All cleaned up, cast iron cleaned with a rag and sewing machine oil, etc.
Sphinx decals. So cool! Evidently the discovery of King Tut’s tomb led to Egyptomania in fashion during the 20s.
My grandpa shared a big chunk of the mancave for my machinery. I think he enjoys it, too. The treadle to the right is table only, and was a gift from some friends who wanted it to go to a nice new obsessive’s home. It was missing the front drawer and the wooden pitman rod connecting the flywheel on the base to the treadle pedal part had been broken. So after months of scouring online, I found replacements for both. Evidently the pitman rods were made in metal as well as wood–I wish there were a contemporary source for these, although I suspect someone with woodworking skills would have no problem making a new wooden one. Alas, I do not. My grandpa repainted the legs as he remembers them from his childhood. He did a wonderful job on them!
The woman who it originally belonged to apparently loved that distinctive 70s green that the drawers are painted in. I don’t, and I hope to use some Citristrip one day to remove it. My partner jokes that one day I’m going to get us haunted by messing with the wrong antique. Let’s hope it’s not by refurbishing this one.

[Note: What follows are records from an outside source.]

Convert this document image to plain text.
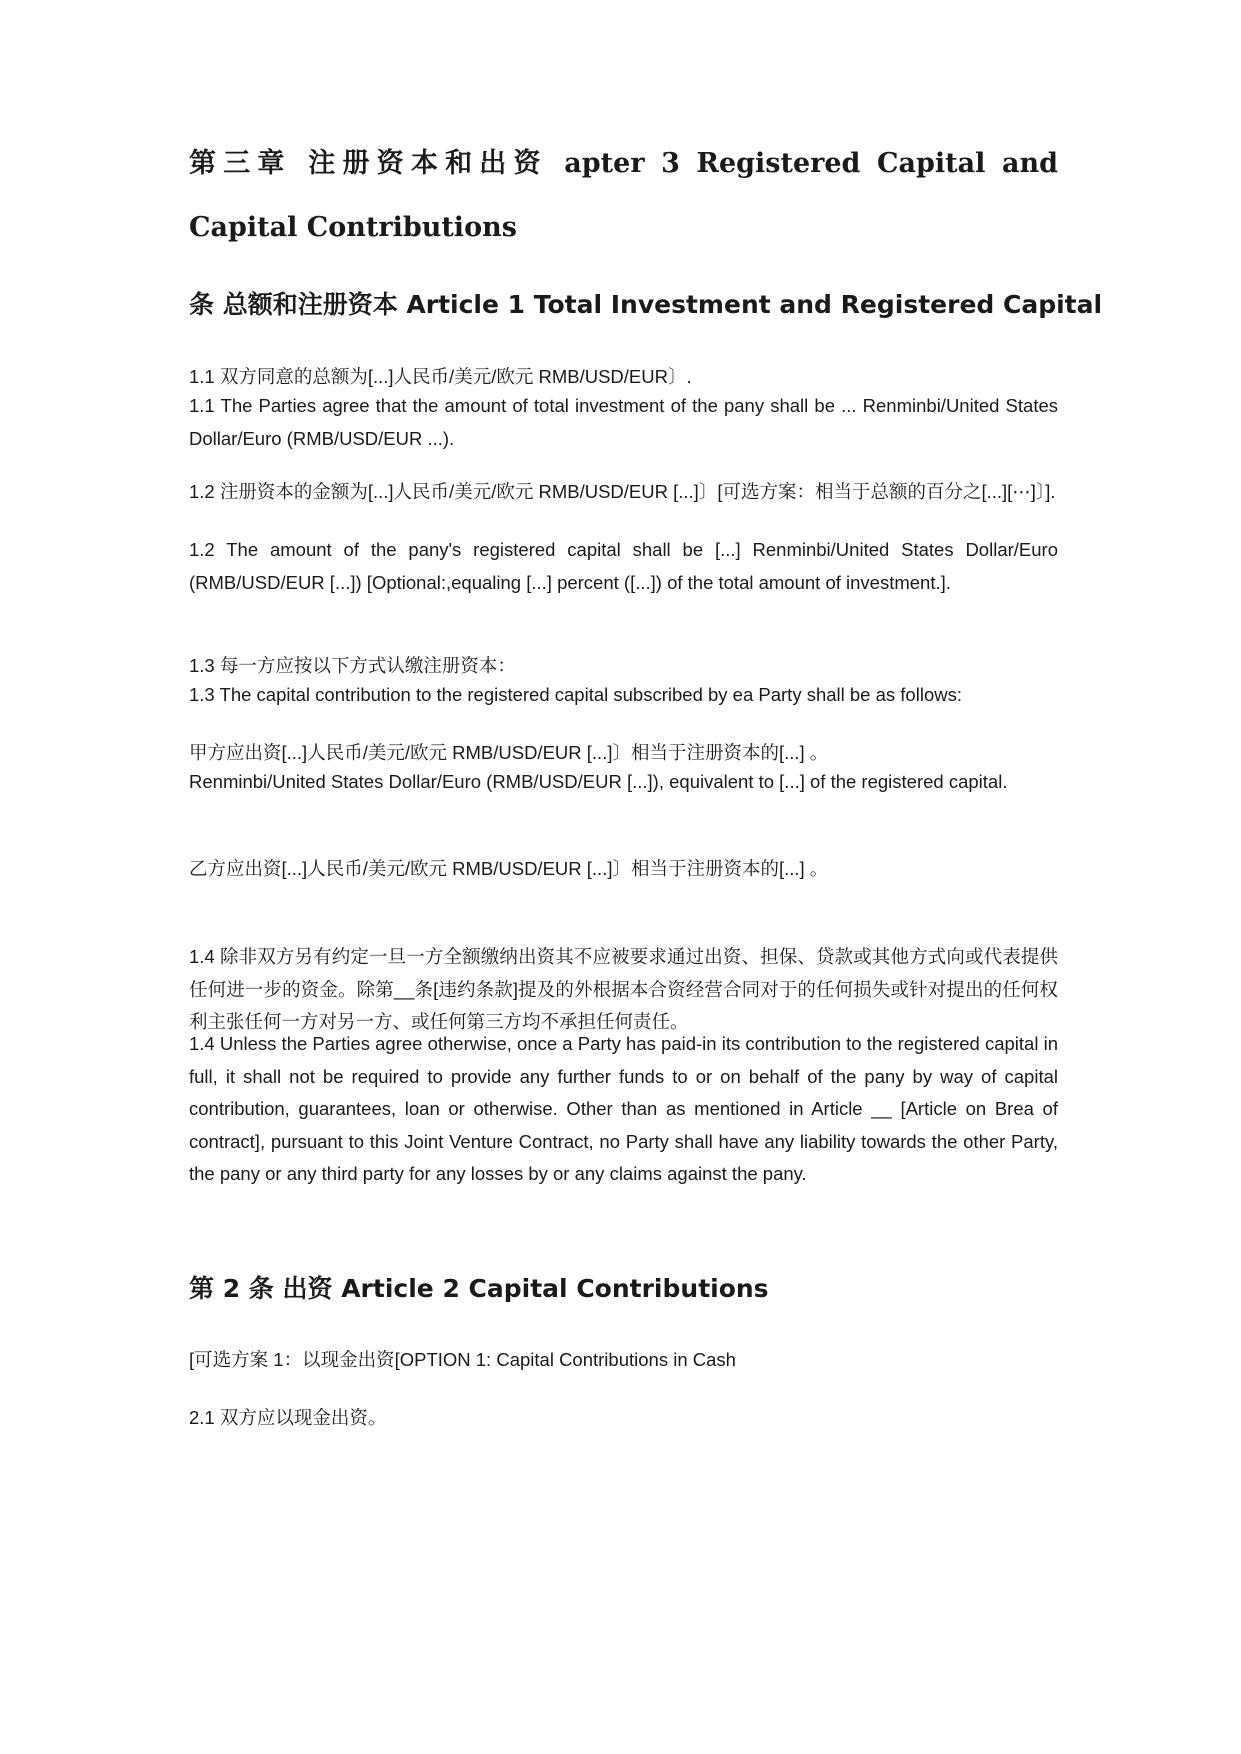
第三章 注册资本和出资 apter 3 Registered Capital and Capital Contributions
条 总额和注册资本 Article 1 Total Investment and Registered Capital

1.1 双方同意的总额为[...]人民币/美元/欧元 RMB/USD/EUR〕.

1.1 The Parties agree that the amount of total investment of the pany shall be ... Renminbi/United States Dollar/Euro (RMB/USD/EUR ...).

1.2 注册资本的金额为[...]人民币/美元/欧元 RMB/USD/EUR [...]〕[可选方案：相当于总额的百分之[...][⋯]〕].

1.2 The amount of the pany's registered capital shall be [...] Renminbi/United States Dollar/Euro (RMB/USD/EUR [...]) [Optional:,equaling [...] percent ([...]) of the total amount of investment.].

1.3 每一方应按以下方式认缴注册资本：

1.3 The capital contribution to the registered capital subscribed by ea Party shall be as follows:

甲方应出资[...]人民币/美元/欧元 RMB/USD/EUR [...]〕相当于注册资本的[...] 。

Renminbi/United States Dollar/Euro (RMB/USD/EUR [...]), equivalent to [...] of the registered capital.

乙方应出资[...]人民币/美元/欧元 RMB/USD/EUR [...]〕相当于注册资本的[...] 。

1.4 除非双方另有约定一旦一方全额缴纳出资其不应被要求通过出资、担保、贷款或其他方式向或代表提供任何进一步的资金。除第__条[违约条款]提及的外根据本合资经营合同对于的任何损失或针对提出的任何权利主张任何一方对另一方、或任何第三方均不承担任何责任。

1.4 Unless the Parties agree otherwise, once a Party has paid-in its contribution to the registered capital in full, it shall not be required to provide any further funds to or on behalf of the pany by way of capital contribution, guarantees, loan or otherwise. Other than as mentioned in Article __ [Article on Brea of contract], pursuant to this Joint Venture Contract, no Party shall have any liability towards the other Party, the pany or any third party for any losses by or any claims against the pany.

第 2 条 出资 Article 2 Capital Contributions

[可选方案 1：以现金出资[OPTION 1: Capital Contributions in Cash

2.1 双方应以现金出资。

And also…I’ve been working on the pattern for this!
It’s from a fashion magazine during the 1880s that came with a huge pattern insert. The pattern pieces are all printed on top of one another, so I have my work cut out for me. It’s quite a tangle. But–once I get my sloper perfected; fingers crossed for try #6–I’m looking forward to attempting it!
Anyone else have any treadle experiences? I’d love to hear about them!